There are some steps that have to be taken regardless
of what type of bankruptcy is being filed, so let's begin
there. The Bankruptcy act which enacted new laws in 2005 has
forced individuals to do a number of things before filing.
First, they must have taken a credit counseling
course within six months prior to filing. The course must
be approved by the government to count for filing bankruptcy.
While some people may find this burdensome, particularly if
they have already taken a course for another reason outside
of the six month time frame, it is a rule that is in place
so that people can find out if there are other more beneficial
alternatives to filing bankruptcy.
If it is still decided that bankruptcy is necessary
after taking the credit counseling course, one must decide
what type of bankruptcy to file. Both categories of bankruptcy
will cost money and leave a scar on credit, but the key to
deciding is looking at the individual's situation. Both types
of bankruptcy will also put an automatic stay protecting the
debtor from creditors and from having property taken out from
under them.
However, there are a few things that a stay
may not always cover and creditors can occasionally ask for
stays to be removed. So check with your attorney about what
can be protected in your individual situation.
Due to the new laws, not everyone can file a
Chapter 7. Chapter 7 is what many people assume when they
think of bankruptcy, an avenue to completely wipe out debt
and give you a fresh start.
It is not necessarily 100% true that Chapter
7 will wipe out all debt, but it does give the consumer a
much lighter burden to bear. The problem is that only people
who have a small enough amount of disposable income can file
Chapter 7.
Disposable income is what is left over to spend
after all monthly expenses have been paid. The Internal Revenue
Service (IRS) is the organization that gets to decide what
things should cost, so just because you pay a certain dollar
amount, that doesn't mean the IRS will allow it.

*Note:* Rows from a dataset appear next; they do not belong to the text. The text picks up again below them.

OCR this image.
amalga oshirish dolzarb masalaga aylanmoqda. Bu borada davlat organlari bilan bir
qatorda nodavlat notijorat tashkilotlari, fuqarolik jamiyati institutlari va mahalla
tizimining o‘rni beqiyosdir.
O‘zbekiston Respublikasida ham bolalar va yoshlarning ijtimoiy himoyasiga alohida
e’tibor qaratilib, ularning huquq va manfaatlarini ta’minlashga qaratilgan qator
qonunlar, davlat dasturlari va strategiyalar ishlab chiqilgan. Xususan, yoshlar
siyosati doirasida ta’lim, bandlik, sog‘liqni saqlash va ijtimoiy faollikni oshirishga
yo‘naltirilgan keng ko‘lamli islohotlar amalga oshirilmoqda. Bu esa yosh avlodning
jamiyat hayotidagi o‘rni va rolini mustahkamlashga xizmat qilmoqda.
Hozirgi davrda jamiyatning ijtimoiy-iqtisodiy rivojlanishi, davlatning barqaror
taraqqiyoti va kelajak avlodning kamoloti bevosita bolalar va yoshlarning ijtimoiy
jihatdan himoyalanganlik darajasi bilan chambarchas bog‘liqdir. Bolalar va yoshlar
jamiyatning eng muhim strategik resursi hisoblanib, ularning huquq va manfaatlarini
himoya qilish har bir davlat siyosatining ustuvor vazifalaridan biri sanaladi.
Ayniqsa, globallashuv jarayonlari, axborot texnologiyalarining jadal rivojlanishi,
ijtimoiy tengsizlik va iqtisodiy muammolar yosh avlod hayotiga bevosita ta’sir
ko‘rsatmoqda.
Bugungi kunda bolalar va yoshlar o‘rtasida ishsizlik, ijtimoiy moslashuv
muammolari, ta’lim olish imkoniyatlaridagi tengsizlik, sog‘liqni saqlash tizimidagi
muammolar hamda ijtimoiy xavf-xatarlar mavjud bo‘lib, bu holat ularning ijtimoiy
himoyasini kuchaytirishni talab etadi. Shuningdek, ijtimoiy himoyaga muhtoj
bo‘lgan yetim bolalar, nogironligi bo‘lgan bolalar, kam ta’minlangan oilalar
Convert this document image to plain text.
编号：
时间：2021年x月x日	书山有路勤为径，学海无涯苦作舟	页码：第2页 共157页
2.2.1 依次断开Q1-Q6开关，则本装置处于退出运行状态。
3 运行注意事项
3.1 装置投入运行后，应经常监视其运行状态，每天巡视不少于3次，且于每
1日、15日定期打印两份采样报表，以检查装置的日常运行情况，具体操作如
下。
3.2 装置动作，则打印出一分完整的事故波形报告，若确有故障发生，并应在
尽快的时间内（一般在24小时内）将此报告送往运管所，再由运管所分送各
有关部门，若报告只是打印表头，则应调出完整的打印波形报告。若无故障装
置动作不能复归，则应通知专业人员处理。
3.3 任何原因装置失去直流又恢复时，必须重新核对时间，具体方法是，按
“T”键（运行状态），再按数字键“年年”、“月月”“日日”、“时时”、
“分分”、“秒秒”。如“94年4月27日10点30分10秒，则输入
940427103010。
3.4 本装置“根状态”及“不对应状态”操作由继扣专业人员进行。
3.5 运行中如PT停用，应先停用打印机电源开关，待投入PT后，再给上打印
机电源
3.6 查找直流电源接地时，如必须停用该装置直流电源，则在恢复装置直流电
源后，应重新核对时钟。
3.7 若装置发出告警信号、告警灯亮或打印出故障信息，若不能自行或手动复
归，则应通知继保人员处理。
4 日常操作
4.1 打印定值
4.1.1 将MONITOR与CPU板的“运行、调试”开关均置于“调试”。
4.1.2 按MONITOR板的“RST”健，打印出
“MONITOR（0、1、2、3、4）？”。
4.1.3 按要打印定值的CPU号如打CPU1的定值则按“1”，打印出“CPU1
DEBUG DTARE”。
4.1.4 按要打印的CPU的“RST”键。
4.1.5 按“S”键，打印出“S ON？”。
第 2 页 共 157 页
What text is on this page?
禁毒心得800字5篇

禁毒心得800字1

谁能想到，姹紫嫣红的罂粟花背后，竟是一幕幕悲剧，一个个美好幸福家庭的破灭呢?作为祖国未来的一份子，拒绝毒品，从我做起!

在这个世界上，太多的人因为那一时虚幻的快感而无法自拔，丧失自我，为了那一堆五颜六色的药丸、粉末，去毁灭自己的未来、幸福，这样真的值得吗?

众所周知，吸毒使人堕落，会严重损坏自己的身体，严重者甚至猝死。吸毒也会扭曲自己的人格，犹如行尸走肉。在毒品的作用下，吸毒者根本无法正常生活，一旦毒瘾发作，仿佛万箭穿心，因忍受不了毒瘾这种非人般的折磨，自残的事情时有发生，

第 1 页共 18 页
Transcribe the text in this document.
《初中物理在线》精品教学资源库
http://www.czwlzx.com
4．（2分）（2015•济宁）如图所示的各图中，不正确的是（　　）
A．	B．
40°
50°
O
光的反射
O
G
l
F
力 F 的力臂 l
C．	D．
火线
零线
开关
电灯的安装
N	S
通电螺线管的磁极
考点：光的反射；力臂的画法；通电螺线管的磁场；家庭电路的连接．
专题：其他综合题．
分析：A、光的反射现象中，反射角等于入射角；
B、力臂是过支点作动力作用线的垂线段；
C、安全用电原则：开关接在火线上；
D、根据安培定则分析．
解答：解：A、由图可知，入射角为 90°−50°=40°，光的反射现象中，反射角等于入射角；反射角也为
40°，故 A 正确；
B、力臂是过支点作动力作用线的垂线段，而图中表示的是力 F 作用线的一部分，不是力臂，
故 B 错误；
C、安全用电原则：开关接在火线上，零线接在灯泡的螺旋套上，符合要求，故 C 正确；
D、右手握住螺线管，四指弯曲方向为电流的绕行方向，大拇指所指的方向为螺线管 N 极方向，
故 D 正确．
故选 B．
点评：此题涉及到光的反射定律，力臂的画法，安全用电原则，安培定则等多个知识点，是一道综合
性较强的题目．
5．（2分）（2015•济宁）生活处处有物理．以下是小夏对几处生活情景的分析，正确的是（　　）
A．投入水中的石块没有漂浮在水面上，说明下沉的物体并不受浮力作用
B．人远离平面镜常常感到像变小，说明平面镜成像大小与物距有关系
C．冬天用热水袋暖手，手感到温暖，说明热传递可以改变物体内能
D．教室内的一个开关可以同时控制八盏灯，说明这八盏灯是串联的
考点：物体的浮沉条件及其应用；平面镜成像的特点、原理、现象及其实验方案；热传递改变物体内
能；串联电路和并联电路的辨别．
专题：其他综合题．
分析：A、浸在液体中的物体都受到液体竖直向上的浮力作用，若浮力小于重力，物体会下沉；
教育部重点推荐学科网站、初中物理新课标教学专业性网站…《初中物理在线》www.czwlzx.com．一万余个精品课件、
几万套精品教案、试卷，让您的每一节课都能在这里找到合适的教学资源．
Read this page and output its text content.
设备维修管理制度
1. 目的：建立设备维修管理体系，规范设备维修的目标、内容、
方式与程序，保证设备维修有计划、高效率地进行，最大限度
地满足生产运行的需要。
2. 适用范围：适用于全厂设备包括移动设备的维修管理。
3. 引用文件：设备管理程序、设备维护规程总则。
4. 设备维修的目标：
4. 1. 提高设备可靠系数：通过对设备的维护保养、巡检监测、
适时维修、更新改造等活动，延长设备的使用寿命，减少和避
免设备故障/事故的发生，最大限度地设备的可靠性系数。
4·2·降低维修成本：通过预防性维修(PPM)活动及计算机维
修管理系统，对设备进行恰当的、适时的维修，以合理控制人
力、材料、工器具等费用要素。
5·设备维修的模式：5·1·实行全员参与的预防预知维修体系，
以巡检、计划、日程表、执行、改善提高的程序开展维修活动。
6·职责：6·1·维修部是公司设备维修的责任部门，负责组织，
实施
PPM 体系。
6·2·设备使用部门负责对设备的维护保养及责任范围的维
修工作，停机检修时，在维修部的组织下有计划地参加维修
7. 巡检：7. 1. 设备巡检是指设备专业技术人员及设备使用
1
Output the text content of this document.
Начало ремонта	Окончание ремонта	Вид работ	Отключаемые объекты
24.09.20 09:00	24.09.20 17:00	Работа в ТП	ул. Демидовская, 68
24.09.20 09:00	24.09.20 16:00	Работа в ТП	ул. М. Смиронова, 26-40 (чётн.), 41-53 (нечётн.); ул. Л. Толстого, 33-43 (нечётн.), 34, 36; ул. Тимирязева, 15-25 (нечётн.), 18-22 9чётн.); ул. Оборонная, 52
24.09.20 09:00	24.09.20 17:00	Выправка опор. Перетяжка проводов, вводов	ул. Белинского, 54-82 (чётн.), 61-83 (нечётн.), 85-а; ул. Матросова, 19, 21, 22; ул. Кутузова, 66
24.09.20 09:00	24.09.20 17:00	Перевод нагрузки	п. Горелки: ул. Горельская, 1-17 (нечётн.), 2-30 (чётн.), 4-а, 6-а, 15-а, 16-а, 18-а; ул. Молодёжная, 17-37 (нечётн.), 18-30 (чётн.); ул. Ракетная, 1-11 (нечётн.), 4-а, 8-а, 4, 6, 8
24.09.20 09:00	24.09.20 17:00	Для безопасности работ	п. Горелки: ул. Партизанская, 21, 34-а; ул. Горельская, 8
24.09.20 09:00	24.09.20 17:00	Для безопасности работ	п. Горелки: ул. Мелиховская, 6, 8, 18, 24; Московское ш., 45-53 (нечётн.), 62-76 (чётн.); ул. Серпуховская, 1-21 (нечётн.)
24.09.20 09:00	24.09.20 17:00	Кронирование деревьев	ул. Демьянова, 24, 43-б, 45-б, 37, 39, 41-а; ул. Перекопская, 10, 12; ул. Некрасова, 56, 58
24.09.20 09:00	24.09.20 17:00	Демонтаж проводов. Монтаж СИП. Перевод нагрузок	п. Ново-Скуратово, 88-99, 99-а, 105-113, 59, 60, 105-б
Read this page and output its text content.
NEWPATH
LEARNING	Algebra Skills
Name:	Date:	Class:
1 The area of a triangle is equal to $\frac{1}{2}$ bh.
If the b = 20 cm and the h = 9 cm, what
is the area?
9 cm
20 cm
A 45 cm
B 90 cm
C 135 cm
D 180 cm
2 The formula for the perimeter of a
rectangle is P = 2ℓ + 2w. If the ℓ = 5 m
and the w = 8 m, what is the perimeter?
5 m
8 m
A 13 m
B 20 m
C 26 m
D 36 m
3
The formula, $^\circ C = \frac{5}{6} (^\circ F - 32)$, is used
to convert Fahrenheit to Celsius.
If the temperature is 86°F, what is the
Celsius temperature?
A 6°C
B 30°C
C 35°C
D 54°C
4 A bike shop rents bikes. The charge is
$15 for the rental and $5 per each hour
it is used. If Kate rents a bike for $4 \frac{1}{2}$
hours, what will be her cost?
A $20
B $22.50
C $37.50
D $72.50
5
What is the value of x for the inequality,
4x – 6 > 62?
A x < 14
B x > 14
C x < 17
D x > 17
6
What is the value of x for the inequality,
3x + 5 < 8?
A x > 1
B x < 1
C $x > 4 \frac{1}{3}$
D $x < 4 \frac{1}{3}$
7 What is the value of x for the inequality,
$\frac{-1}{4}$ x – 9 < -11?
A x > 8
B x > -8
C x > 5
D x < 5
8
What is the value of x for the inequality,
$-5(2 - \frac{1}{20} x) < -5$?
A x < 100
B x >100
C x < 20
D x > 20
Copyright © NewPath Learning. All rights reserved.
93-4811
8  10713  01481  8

Only individuals who have less than $100 a month
in disposable income by IRS standards can file Chapter 7.
And beyond that, a Chapter 7 will not stop foreclosure indefinitely.
Usually a lender will ask to have a foreclosure stay removed
as soon as it is possible to do so.
Chapter 13, on the other hand, will more likely
help a homeowner keep his/her home. While Chapter 13 requirements
are also stringent, requiring the debtor to make enough money
for regular payments and to keep up with payments, it will
usually protect a home from being foreclosed on if the consumer
works to make every payment.
Something homeowners need to be aware of is
that if they don't make their scheduled payments, they can
still put all of their property in jeopardy of being lost.
So Chapter 13 is likely the best choice for
someone facing a foreclosure, but each individual has a different
situation and the unique characteristics of the situation
should be considered before making a final decision.